Predictions that the democratic island of 24 million people could become a global flashpoint for conflict are becoming more prescient by the day.
Taiwanese officials have also become increasingly vocal about the threat posed by their giant neighbour to the west.
Days after the foreign minister called on Australia to do more to help Taiwan defend itself, Taiwan's defence minister Chiu Kuo-cheng made a dire prediction, saying China will be ready to mount a full-scale invasion of the island by 2025.
"By 2025 China will bring the cost and attrition to its lowest. It has the capacity now, but it will not start a war easily, having to take many other things into consideration," he told a governmental defence committee last week.
Military tensions between the two countries are at their worst in 40 years, he said.
"Our military holds to the principle that we will not fire the first shot," he said in response to questions about the guiding principle behind Taiwan’s military response.
China and its state-backed media have seldom shown the same level of restraint. The state-controlled Global Times this week published a series of gaudy pictures depicting an invasion of Taiwan by Chinese soldiers.
In a scathing piece accompanying the cartoons, the paper labelled those in Taiwan who oppose official reunification with Beijing as secessionists who are courting "doomsday madness".
"Hope of a peaceful solution to the Taiwan question is declining sharply," it warned.
Published in the Global Times, a vile tabloid sanctioned by the Chinese party-state:
A series of pictures called “Destruction”, which “illustrates the national reunification executed by the People's Liberation Army”.
This is the Presidential Palace in Taipei, being bombed. pic.twitter.com/Ouwh8xGLOT— Will Glasgow (@wmdglasgow) October 13, 2021
Detail in video shows China readying for invasion for years
Tensions have been steadily rising in recent months as China ratchets up its military intimidation of Taiwan by flying daily barrages of fighter jets near the island which Taiwan has blasted as unauthorised incursions into its airspace.
As the bellicose rhetoric continues to pile up, old Chinese propaganda videos are gaining new attention.
Clips from 2015 broadcast by state media show People's Liberation Army fighters storming a replica building that bears a striking resemblance to the presidential office in Taipei.
Satellite images published at the time by The Diplomat show the construction of the replica presidential palace taking place in 2014 and early 2015.
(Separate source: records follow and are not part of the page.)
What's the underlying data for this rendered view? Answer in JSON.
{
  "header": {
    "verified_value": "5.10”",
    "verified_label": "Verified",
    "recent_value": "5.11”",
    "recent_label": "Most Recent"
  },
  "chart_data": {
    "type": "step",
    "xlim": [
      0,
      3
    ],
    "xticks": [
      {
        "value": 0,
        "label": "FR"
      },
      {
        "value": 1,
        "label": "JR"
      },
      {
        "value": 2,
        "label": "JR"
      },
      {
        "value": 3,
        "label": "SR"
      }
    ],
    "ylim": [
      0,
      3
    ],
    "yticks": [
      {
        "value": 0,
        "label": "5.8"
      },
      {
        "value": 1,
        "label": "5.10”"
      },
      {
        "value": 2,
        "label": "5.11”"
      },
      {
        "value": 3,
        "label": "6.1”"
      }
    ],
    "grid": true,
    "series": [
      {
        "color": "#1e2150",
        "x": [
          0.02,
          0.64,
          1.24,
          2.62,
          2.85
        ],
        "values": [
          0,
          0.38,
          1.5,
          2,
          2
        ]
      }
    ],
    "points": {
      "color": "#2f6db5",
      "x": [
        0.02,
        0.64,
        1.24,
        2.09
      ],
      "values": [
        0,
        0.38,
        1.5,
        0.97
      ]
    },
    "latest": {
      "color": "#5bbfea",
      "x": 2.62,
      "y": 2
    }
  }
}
The revelation drew scorn from Taipei at the time, but the video has garnered fresh interest as rhetoric from Chinese government officials has grown to match the confronting images.
China threatens 'more dangerous situation' for Taiwan
Chinese military exercises near Taiwan are targeted at forces promoting the island's formal independence and are a "just" move to protect peace and stability, China's Taiwan Affairs Office insisted on Wednesday.
Speaking at a regular news briefing in Beijing, Ma Xiaoguang, spokesman for China's Taiwan Affairs Office, said the cause of current tensions was Taiwan's ruling Democratic Progressive Party's (DPP) "collusion" with foreign forces and "provocations" over seeking Taiwan's independence.
Chinese drills are aimed at this collusion – a veiled reference to US support for Taiwan – and separatist activities, protecting the country's sovereignty and territorial integrity as well as peace and stability in the Taiwan Strait, he said.
"The DPP authorities' hyping of the so-called military threat of the mainland is to completely invert right and wrong, and a bogus accusation," Ma said.
"If the DPP authorities obstinately persist in going about things the wrong way, and do not know how to draw back from the edge, it will only push Taiwan into a more dangerous situation."
Taiwan says it is an independent country called the Republic of China, its formal name, and will defend its freedom and democracy.
Despite Ma's comments, China's President Xi Jinping and Taiwan's leader Tsai Ing-wen made relatively conciliatory speeches at the weekend, even as Xi vowed to bring Taiwan under control, and Tsai said they would not be forced to bow to China.